A Case for the Nairasation of Downstream Petroleum Activities in the Nigerian Oil and Gas Sector as a Technique to Ensure the Fool Proofing and Stabilisation of the Nigerian Economy

By Raphael Christopher

The global economy is in tatters. The oil economies are in turmoil. Over £160 billion in stocks and shares all over the world trading exchanges have been wiped out virtually overnight. 

Ordinary people and families are struggling and Governments and businesses are struggling to manage this unexpected perfect storm and countries are in lockdown. 

The prospects of growth and stabilisation for various economies of the world looks bleak.

Against this gloomy backdrop, there are many silver linings which, if taken advantage of, has the capacity to help governments bounce back and come out of this storm, stronger, more resilient and more prosperous than before. 

One of such silver linings for Nigeria currently is the golden opportunity for the nairasation of the downstream petroleum sector. 

What do I mean by nairasation? I mean that all production, refining, distillation, distribution, purchases, buying, selling and ancillary activities in the downstream sector in so far as it appertains to the petroleum products used in Nigeria alone to be conducted and processed and accounted for in Naira – our local currency.  But, for international markets, and for spare parts purchases, since Petroleum, Oil and gas is an international product, the relevant foreign exchange currency of dollars should continue to be used. 

Currently, a large percentage of all currency inputs and outflows in the purchases, drillings and sales of petroleum products in the Nigerian oil and gas sectors are conducted in dollars and with the foreign exchange mechanisms in place, has made for disjointed and capricious inflation of prices of petroleum products and the Nigerian economy is suffering when most of these transactions are conducted in dollars and the Nigerian economy does not benefit as much as it should. 

The case of Coronavirus and other unexpected negative occurrences have yet, once again, highlighted this vulnerability in our economy. As we have seen, most countries are in lockdown, contemplating lockdown and considering lockdown and many businesses have asked their staff not to come in to work. Production of goods are suspended and uncertainty rules the business world. 

Many of the countries that import crude oil from  Nigeria use the crude oil as a raw material to use in the process and manufacture of other secondary goods and services.
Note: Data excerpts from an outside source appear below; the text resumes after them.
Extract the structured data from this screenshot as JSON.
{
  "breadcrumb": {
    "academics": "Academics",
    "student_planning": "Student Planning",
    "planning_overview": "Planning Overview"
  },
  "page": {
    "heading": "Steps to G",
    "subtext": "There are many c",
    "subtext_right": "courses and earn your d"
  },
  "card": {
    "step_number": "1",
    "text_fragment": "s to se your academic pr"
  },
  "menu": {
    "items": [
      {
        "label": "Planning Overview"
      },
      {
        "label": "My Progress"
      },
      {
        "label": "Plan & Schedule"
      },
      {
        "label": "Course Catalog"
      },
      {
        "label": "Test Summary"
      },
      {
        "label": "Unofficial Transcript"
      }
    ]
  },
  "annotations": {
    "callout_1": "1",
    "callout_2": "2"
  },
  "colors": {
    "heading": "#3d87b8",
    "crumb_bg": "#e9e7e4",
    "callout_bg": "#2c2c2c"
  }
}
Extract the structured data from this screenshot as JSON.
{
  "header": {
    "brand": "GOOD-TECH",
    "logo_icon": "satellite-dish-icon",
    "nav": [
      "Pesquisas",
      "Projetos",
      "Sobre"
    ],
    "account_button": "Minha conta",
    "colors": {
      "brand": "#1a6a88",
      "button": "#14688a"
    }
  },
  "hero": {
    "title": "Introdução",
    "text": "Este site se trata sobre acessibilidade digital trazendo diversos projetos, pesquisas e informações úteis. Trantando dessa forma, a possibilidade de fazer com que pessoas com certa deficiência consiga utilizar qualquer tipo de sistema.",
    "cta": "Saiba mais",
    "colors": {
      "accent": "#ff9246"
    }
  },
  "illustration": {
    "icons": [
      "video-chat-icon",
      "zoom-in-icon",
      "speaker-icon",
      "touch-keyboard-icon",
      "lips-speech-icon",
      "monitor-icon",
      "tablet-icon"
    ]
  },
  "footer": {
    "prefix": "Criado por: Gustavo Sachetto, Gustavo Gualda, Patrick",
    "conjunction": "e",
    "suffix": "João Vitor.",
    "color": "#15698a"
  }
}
And those countries are in lockdown and are not purchasing the quantities as they normally do, thus affecting our economy. 
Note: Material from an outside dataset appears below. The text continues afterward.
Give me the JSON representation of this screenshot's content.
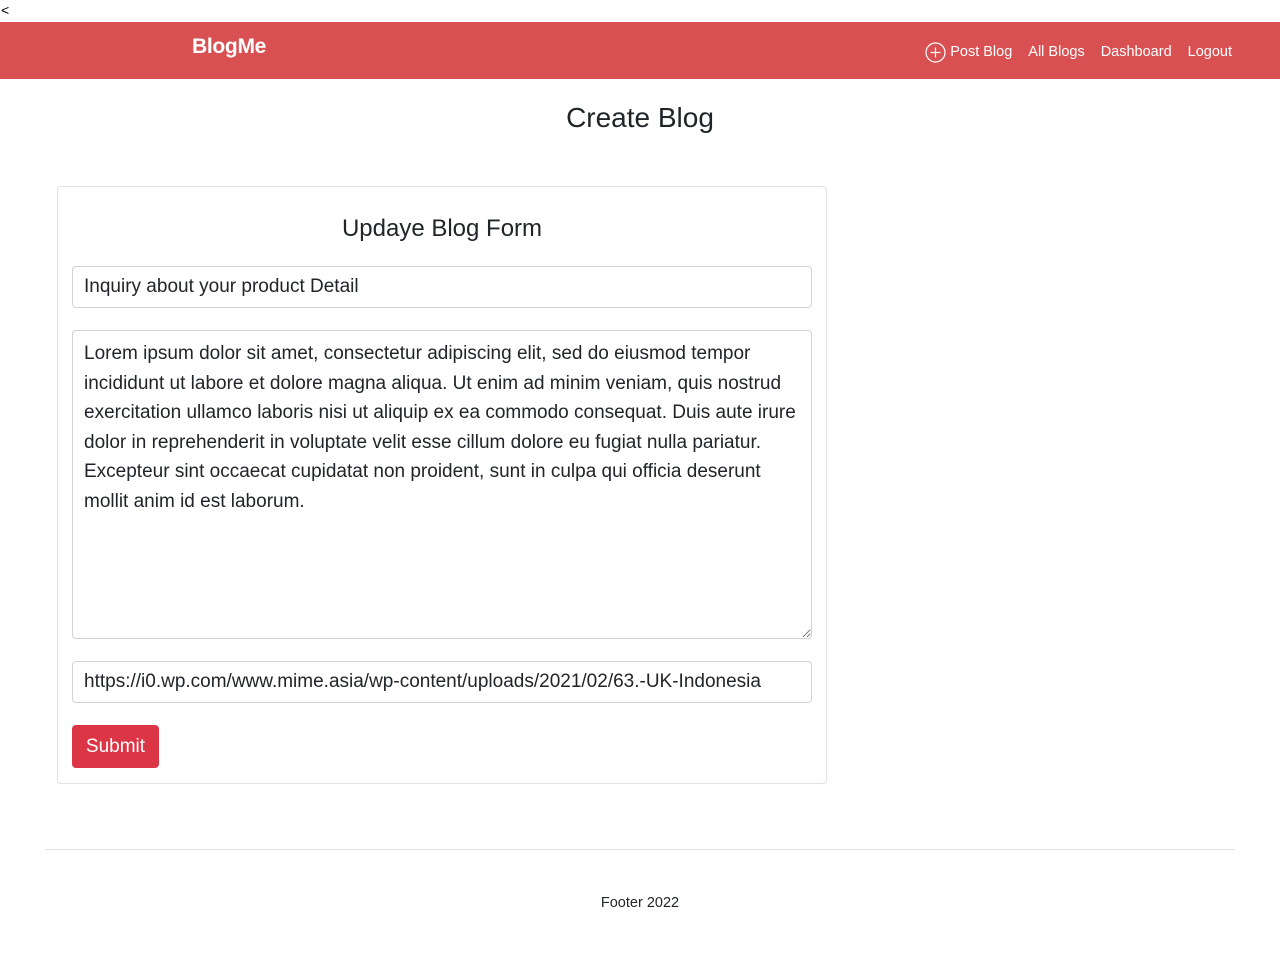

Moreover, the unexpected current spat between some OPEC countries and Russia has further dampened the market in crude oil. 

If all the downstream petroleum sectors are nairaisied, then the Nigerian local economy will benefit by the increase and freeing up the flow of Naira within the economy and if all transactions are conducted in Naira, this will help our economy achieve a measure of insulation from the current and future vagaries of the international markets and reduce its current dependence on the dollar by an estimated 40% – which is a colossal amount when placed in perspective of our current total forecast Gross National Product figures of 420 billion US dollars of which 90% of it is made up of crude oil and petroleum products earnings. 

As you know 90% of 420 billion is 378 billion and if we have an opportunity to further increase this 378 billion by 20% that would give us an additional 75.6 billion US dollars which can used to fund and pay for infrastructure developments, research, create jobs, pay outstanding workers salaries and pensions, build Hospitals, provide drugs for the sick, Schools, Roads and fund the reduction of our national debt and borrowings. 

What is there not to like? 

It is my prayer that the policy makers, decision makers, government functionaries and stakeholders give favourable consideration to my suggestions and dialogue on it to act wisely before things gets too complex and totally out of our control. 

Christopher is a lawyer, law lecturer, and has taught mathematics and science for many years.